Bethany confronted the broad shoulders and tossing horns of a very angry sheep indeed. She moved to his side, threw herself on her back, wriggled underneath and with a heave dug her fingers into his fleece and wrapped her legs around him. Much perturbed, he bucked and flailed, heaving and shuddering to get this wolf off him before it could sink its teeth into his belly. Then a familiar voice commanded him and he thought it best to obey. Surely his shepherd wouldn’t let a wolf devour him from underneath, would he?
Her mouth was full of stinking fur. The rank smell of sodden pelt and stale sheep urine made her want to retch, but she had to hold on. The ram moved purposively forward. His shepherd must be leading him; this was part of her rescue. Then the ram’s hoofs pounded on wood, she was jerked forward and fell flat on her back into a wagon bed.
This story just “came into my head” one morning when I was wondering how to get my eleven year old hero rescued from her tormenters in The Road to Beaver Mill . Rescue by sheep provided headlong action and breathless detail — just what I was looking for. It wasn’t until I was proofreading that I realized the plot twist hadn’t sprung from my own imagination, but derived from my long-ago reading of the Odyssey, when Odysseus rescues himself and his band from the cave of the Cyclops.
Was I plagiarizing? Only if you want to accuse writers through the ages who use narratives that have long been current in their oral tradition. That’s the way stories used to be told, with slight variations on a plot line passed down for generations.

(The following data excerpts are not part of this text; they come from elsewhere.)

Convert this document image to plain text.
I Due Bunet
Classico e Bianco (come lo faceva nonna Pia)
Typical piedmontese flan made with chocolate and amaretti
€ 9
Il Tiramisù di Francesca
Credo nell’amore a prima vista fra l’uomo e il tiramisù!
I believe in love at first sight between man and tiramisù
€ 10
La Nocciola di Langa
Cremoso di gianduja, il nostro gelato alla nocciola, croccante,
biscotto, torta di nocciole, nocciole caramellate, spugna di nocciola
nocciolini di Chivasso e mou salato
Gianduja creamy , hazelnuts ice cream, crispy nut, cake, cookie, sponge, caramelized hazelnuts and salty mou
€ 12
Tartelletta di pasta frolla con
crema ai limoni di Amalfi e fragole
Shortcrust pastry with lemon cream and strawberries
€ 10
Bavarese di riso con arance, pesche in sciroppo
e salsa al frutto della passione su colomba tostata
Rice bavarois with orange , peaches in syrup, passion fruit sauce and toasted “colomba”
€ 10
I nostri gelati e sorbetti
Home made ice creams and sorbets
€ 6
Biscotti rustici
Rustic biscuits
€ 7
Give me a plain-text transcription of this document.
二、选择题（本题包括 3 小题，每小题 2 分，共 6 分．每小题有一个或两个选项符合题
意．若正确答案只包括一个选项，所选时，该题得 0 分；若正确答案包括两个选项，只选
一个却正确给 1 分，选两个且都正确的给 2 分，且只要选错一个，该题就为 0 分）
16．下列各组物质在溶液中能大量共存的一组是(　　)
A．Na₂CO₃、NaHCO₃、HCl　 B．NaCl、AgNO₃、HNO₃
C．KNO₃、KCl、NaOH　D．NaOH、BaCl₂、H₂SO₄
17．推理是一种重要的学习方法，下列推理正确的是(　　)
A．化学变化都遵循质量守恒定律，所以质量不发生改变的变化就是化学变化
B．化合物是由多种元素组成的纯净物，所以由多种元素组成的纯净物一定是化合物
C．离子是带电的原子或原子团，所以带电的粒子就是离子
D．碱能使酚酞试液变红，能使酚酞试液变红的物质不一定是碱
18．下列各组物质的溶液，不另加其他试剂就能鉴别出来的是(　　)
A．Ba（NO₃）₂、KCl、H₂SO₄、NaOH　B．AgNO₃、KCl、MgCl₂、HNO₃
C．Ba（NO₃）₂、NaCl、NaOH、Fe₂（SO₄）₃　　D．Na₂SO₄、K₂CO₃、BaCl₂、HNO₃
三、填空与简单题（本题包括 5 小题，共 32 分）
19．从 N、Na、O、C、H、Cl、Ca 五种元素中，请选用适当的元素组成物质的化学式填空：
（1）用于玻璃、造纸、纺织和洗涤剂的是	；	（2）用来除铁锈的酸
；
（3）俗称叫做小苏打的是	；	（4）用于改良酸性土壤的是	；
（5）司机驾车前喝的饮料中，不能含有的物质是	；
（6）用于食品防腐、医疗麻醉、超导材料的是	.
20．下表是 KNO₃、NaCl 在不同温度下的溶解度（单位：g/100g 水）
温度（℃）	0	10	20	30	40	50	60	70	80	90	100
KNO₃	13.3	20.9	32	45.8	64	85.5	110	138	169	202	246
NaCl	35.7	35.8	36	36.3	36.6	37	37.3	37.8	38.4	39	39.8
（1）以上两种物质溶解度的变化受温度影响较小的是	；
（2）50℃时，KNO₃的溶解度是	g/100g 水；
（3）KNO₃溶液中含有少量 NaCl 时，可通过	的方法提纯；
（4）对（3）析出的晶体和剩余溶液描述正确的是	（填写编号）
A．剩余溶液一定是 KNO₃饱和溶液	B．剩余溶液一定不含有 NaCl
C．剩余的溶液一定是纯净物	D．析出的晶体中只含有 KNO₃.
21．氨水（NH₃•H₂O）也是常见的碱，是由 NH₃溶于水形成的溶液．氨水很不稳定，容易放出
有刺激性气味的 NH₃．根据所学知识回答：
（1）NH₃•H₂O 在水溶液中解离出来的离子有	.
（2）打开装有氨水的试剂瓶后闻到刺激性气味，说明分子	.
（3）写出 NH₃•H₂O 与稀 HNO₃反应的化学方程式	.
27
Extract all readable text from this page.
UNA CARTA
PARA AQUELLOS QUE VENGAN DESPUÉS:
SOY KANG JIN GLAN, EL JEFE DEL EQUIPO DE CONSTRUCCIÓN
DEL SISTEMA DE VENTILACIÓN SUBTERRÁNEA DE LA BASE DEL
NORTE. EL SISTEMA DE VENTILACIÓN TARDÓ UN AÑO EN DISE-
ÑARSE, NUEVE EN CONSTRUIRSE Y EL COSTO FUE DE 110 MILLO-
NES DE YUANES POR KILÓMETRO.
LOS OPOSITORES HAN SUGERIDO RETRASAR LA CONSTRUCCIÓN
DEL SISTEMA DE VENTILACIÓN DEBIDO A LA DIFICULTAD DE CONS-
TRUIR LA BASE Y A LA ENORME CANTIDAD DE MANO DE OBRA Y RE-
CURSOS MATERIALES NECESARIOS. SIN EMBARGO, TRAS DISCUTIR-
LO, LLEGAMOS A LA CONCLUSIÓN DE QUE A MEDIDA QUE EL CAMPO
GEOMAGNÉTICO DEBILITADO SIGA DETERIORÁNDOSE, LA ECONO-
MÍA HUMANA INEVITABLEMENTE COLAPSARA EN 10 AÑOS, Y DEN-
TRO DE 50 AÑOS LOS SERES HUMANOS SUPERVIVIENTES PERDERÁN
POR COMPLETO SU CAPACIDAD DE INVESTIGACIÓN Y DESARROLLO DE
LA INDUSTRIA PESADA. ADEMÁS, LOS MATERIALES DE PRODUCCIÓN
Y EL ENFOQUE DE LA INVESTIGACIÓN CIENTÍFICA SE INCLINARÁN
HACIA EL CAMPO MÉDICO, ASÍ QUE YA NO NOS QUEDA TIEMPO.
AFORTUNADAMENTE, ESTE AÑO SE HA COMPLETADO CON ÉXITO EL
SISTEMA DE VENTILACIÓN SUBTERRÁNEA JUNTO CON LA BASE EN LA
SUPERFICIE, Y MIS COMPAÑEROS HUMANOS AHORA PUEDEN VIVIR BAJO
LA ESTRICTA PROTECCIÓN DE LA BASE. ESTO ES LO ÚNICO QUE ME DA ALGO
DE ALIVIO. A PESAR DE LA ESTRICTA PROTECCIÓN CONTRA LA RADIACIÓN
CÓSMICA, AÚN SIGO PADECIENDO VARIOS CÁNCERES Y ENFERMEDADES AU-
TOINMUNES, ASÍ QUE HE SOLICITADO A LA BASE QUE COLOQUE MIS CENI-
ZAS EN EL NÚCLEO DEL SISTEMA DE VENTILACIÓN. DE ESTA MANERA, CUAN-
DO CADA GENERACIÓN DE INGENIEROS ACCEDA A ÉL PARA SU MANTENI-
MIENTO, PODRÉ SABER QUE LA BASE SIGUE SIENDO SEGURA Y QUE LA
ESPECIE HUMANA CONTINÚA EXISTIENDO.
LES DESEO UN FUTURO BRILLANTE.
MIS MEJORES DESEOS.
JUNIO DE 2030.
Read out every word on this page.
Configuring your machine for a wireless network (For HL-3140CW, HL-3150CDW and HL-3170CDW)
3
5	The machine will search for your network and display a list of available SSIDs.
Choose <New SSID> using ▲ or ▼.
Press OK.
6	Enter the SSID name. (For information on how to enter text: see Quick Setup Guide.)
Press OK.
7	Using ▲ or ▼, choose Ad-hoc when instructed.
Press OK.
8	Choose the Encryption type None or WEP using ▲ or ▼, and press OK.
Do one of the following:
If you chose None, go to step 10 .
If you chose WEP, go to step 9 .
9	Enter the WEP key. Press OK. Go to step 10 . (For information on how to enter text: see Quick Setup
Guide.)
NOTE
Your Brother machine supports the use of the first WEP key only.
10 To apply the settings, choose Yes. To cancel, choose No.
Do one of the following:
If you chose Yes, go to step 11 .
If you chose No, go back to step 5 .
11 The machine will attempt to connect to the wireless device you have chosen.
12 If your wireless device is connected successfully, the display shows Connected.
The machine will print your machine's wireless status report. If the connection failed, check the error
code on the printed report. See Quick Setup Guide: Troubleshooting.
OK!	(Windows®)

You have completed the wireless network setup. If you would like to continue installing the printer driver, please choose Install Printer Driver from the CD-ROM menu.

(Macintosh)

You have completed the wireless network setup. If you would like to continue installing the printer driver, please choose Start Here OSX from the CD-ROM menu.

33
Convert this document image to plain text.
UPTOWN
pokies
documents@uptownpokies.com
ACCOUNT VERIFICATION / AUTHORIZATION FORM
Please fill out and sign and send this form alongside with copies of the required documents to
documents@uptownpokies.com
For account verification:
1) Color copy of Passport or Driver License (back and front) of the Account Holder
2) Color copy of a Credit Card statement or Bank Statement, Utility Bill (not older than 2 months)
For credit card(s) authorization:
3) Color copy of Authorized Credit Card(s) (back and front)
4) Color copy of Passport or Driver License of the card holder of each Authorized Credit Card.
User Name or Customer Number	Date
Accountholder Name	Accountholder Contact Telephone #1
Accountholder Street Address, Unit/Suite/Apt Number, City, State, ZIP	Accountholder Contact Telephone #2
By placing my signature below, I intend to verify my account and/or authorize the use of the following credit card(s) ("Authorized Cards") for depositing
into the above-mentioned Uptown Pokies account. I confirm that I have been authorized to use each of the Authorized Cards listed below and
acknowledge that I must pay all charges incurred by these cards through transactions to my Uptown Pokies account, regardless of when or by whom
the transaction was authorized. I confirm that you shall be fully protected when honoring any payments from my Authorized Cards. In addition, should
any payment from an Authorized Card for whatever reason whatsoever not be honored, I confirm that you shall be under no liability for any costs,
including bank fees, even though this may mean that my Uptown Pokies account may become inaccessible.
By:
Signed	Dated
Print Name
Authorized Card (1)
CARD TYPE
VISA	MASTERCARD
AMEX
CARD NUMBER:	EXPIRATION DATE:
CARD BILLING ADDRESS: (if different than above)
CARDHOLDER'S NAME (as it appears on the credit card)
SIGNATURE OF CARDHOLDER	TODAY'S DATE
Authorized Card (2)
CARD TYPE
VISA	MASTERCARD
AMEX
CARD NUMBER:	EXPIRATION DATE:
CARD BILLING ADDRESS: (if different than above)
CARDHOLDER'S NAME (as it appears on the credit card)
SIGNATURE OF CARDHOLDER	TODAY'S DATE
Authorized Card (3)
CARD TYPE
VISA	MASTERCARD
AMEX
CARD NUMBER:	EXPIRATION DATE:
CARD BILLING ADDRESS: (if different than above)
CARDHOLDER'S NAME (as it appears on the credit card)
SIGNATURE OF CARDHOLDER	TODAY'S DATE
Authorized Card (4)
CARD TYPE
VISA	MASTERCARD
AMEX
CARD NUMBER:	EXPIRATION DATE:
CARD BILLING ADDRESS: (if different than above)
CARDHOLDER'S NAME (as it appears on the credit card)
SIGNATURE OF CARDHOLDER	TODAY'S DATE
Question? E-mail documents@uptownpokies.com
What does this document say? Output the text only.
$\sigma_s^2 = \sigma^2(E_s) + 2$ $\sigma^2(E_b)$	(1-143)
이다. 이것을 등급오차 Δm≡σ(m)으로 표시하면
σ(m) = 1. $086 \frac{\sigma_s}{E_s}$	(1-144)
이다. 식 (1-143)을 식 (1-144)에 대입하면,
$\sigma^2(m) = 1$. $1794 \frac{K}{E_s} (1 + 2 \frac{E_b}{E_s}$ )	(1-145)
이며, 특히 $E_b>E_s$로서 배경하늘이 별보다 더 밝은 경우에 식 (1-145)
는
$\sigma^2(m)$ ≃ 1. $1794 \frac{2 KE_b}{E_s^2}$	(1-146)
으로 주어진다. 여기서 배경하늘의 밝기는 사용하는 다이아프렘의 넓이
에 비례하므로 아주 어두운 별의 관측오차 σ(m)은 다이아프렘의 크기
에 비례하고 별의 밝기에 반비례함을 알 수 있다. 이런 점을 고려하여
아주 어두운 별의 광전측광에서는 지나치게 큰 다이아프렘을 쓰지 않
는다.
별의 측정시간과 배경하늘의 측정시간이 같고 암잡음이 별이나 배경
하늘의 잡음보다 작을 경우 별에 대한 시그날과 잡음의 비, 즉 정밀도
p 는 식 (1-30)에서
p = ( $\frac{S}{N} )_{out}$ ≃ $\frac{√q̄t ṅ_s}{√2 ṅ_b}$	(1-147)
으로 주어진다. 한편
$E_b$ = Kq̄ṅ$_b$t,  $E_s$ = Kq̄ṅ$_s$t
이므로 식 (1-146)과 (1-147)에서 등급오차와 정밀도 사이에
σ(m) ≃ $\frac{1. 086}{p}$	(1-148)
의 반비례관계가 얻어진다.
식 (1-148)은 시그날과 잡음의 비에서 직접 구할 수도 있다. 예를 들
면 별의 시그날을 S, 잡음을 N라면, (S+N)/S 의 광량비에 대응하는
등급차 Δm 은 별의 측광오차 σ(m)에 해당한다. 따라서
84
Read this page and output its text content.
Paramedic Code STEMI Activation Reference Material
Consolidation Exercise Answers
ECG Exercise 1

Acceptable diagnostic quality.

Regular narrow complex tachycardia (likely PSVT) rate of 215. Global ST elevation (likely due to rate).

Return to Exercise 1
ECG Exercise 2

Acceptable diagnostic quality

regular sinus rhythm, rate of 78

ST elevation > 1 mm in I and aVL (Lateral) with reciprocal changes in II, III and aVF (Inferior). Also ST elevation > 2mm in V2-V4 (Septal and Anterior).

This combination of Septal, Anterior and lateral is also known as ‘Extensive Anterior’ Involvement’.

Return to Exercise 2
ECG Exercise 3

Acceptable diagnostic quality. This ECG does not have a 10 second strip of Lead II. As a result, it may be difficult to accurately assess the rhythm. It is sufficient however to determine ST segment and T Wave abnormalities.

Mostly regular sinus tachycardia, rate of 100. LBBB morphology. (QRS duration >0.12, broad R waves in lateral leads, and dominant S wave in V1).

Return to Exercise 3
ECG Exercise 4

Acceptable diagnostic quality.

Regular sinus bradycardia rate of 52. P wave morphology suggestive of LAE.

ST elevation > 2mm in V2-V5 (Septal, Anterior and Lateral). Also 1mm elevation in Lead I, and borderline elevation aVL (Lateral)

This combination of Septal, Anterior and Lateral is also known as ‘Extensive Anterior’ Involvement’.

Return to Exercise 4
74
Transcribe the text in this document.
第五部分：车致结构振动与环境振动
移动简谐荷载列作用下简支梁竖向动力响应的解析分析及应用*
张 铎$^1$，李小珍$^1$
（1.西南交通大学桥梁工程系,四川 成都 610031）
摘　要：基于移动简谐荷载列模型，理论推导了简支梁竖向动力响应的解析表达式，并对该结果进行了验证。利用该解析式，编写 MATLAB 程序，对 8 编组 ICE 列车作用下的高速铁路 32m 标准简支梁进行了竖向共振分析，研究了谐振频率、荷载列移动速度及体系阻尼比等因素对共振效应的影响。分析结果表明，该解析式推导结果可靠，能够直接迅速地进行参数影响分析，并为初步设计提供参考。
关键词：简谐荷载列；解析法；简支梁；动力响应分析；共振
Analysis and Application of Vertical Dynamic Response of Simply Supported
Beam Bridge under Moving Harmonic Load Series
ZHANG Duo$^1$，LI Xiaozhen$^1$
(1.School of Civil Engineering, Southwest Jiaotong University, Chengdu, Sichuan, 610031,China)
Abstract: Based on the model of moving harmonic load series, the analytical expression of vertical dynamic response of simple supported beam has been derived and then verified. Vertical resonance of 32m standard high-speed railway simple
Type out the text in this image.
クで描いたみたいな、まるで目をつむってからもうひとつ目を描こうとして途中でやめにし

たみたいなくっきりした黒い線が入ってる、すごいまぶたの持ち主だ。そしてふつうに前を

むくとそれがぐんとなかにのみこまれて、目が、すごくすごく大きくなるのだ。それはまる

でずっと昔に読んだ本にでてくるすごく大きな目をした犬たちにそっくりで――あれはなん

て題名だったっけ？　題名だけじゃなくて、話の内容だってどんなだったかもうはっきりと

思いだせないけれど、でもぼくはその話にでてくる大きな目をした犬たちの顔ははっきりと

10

I have written a couple of books on how stories become “archetypal narratives,” with “archetypal” defined as recurrent over a long period of time. The Odyssey, for example, is an archetypal quest narrative where the hero goes on a long journey encountering perils and adventures before he eventually reaches home. I constructed Bethany’s story from the “coming of age” quest, which goes in the opposite direction. A young hero leaves home to seek maturation through trial and error and perilous adventures.